Все молчали некоторое время, тогда журналист сказал, смеясь:

"Я молчу, потому что я знаю, что Мильде что-нибудь скажет".

И Мильде не отнекивался, - в самом деле, чего ему молчат? Напротив, он хочет сделать одно замечание. Может ему кто-нибудь скажет, что все это означает? Он восхищается искренно Ойэном, как никто, но... И был ли какой-нибудь смысл в том, что говорил Иегова и опять говорил? Ему бы очень хотелось получил ответ.

"Послушайте, Мильде, почему вы так плохо всегда относитесь к Ойэну?" сказала фру Ханка. "Итак, "Старые воспоминания", - вы совсем это не поняли. Я нахожу, что это тонко и полно настроения, я все это прочувствовала; и не разбивайте мне теперь впечатления". Она обратилась к Агате и спросила: "не находите вы также, что это очень красиво?"

"Милая фру Ханка, разве я плохо отношусь к Ойэну? Разве я ему не желаю, чтобы он взял у меня из-под носа премию? "Старые воспоминания", хорошо, но где же, собственно говоря, вся соль? Иегова ни в каком случае не был у него. Клянусь, что все выдумка. И, кроме того, разве он не мог так же хорошо выбрать и любовь, и красоту, и истину? Я бы это сделал. Где соль?"

"Нет, в этом и есть его особенность, что у него нет определенной сути", возразил Олэ Генрихсен. "Ойэн сам пишет в своем письме ко мне. Нужно действовать звуками (настроением), говорит он".

"Ах так... Нет, человек есть и остается все тем же, куда бы он ни поехал; вот, в чем дело. Он не переменился даже в горах. Козье молоко, лесные ароматы и деревенские девушки ни капли не подействовали на него, если можно так выразиться. Но, впрочем, я все-таки понять не могу, почему он именно тебе прислал свою рукопись, Олэ? Если оскорбительно об этом спрашивать, то..."

"Я тоже не знаю, отчего он именно мне прислал", сказал также Олэ Генрихсен. "Он хотел, чтоб я видел, что он работает, говорил он, - он собирается между прочим обратно в город; он не может дольше выдержать в Торахусе".

Мильде свистнул.

"А-а, теперь я понимаю, он просит у тебя денег для путешествия"? спросил он.

"У него во всяком случае немного денег, и этого и ждать нельзя было", возразил Олэ и сунул рукопись в карман. "Я нахожу, в сущности, что это замечательное стихотворение, что бы там ни говорили..."

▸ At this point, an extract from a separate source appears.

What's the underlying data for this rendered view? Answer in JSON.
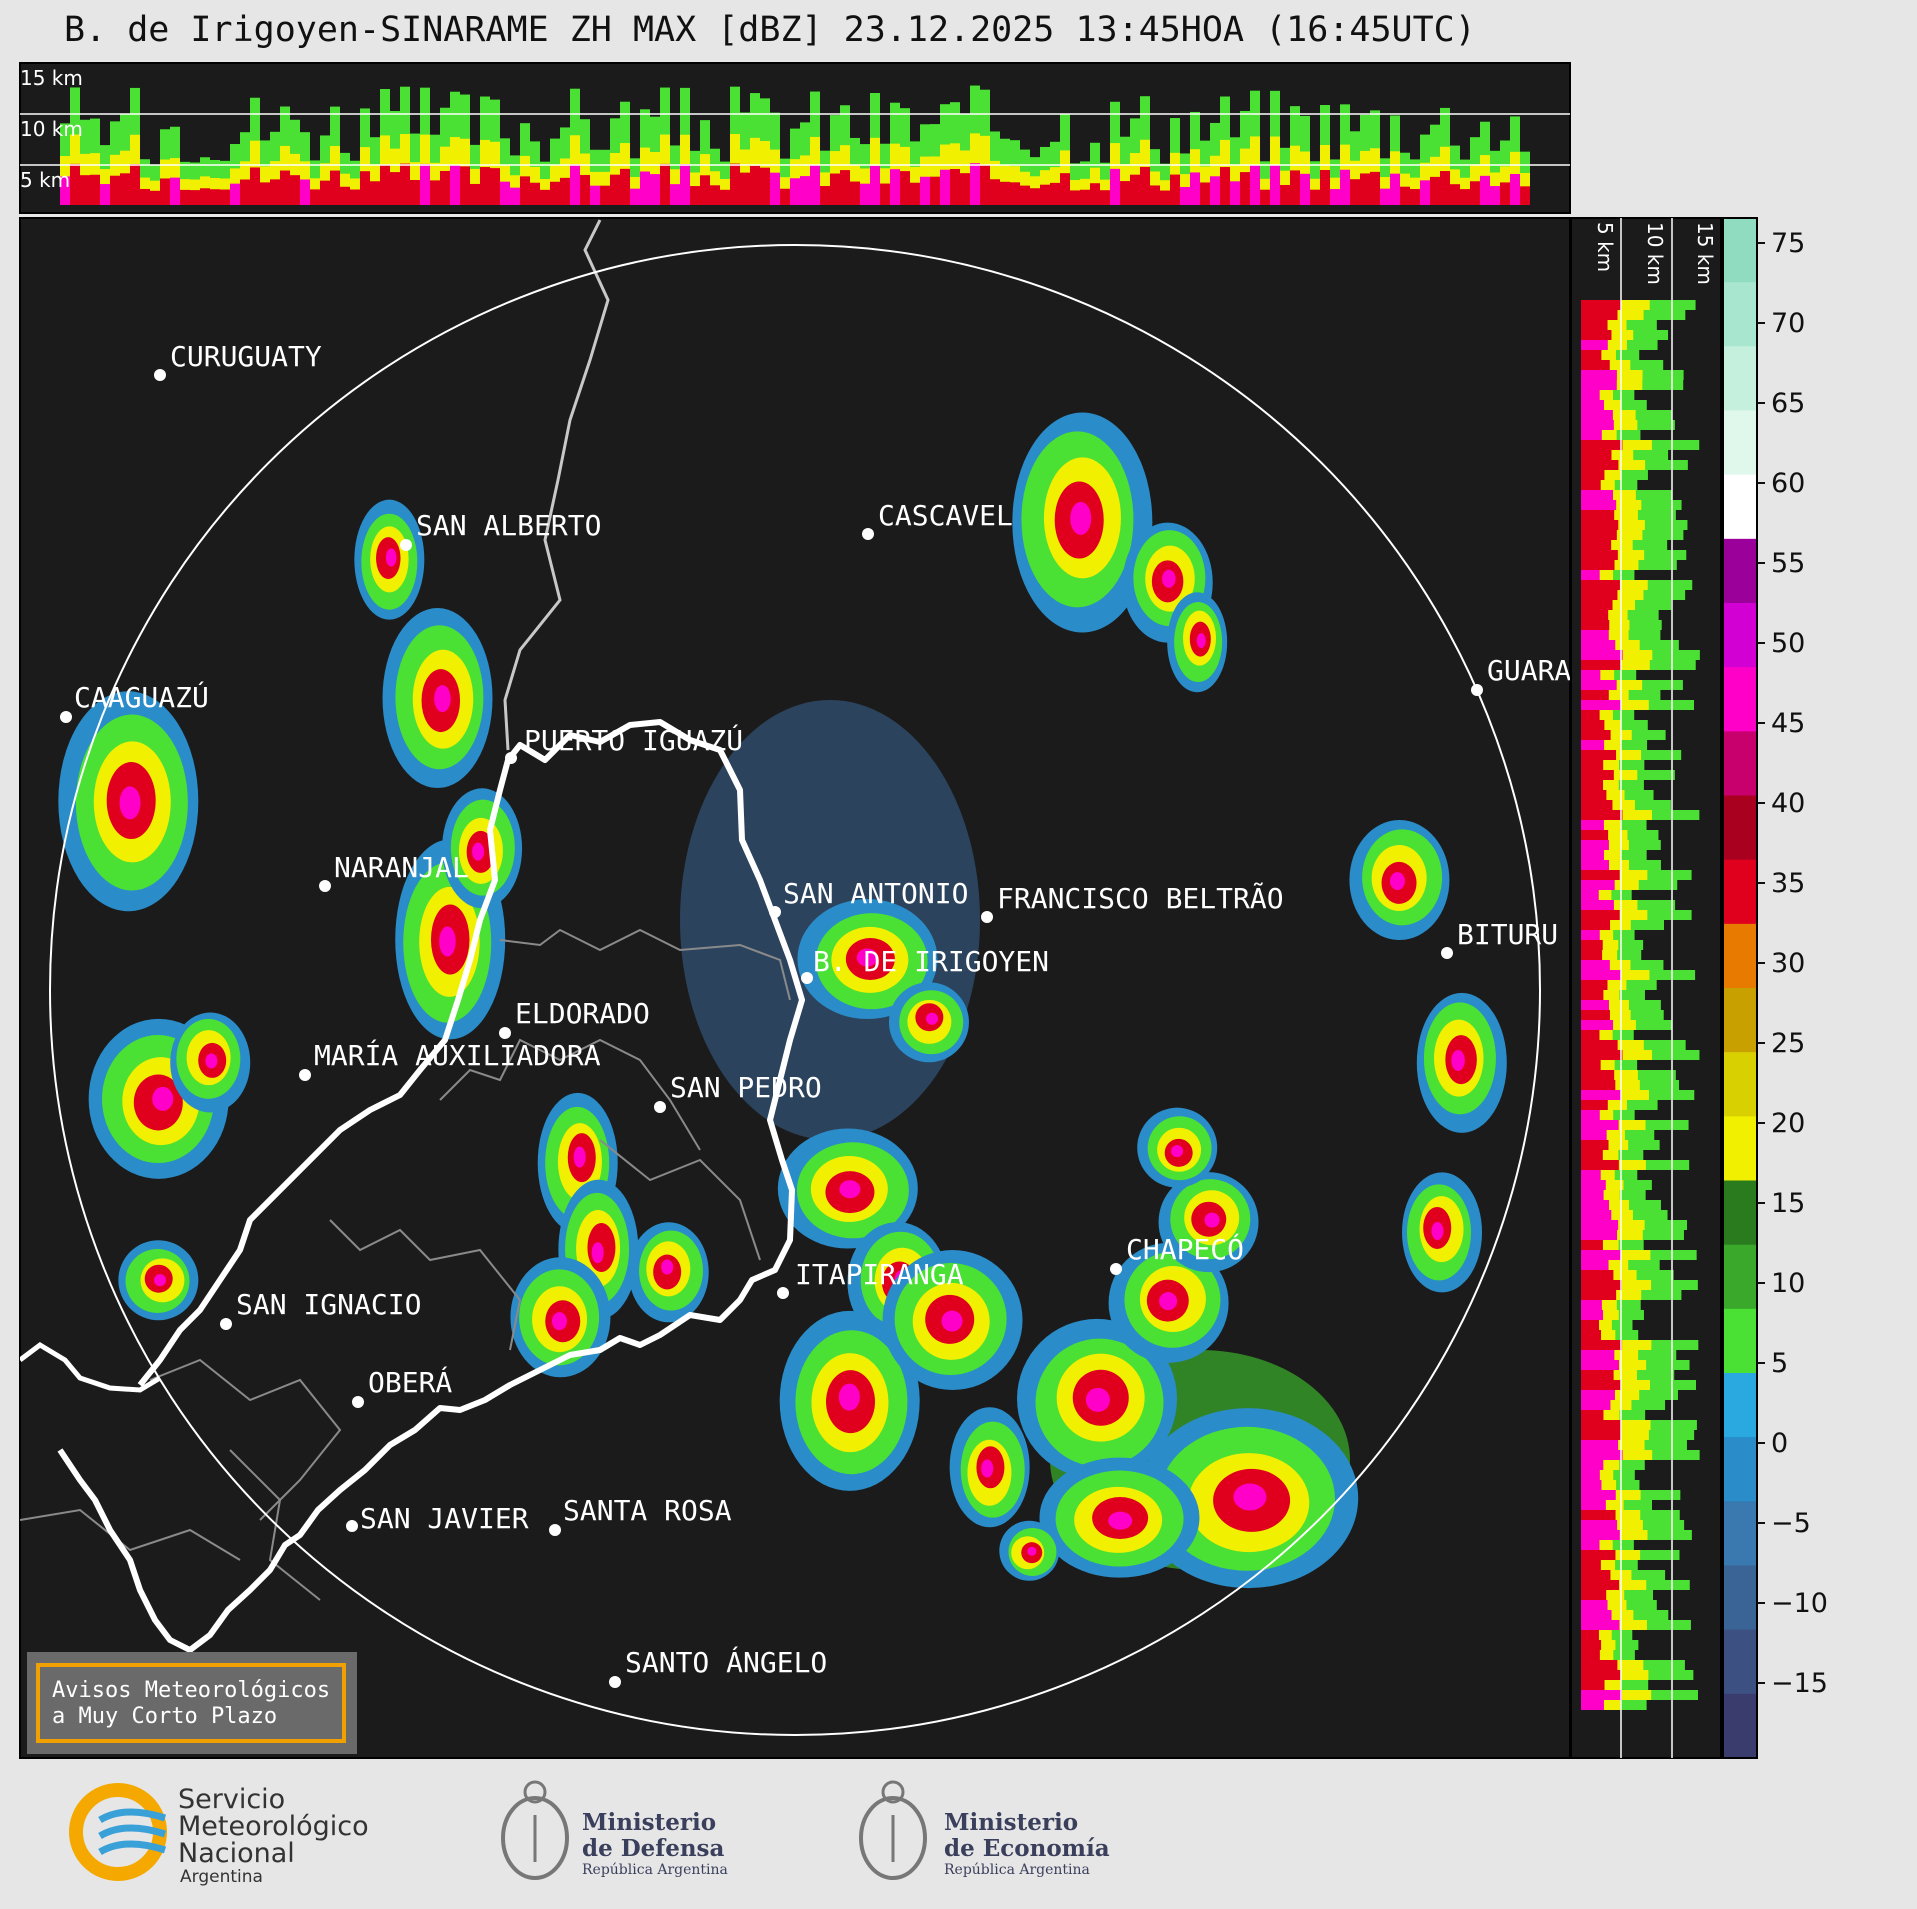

"Да, да, да, дорогой друг, хот ты не говори про поэзию, сделай одолжение", прервал его Мильде. И сам, догадавшись, что в присутствии Агаты был очень невежлив по отношению к бедному купцу, он поспешил прибавить: "Я хотел сказать... не правда ли, очень скучно все время слышать про поэзию и поэзию. Поговорим для перемены немного про ловлю голландских селедок, немного про железнодорожную политику. Ты ведь купил громаднейшее количество ржи, Тидеман?"

Тидеман посмотрел и улыбнулся. Да, он попробовал сделать большое дело, этого он не скрывает.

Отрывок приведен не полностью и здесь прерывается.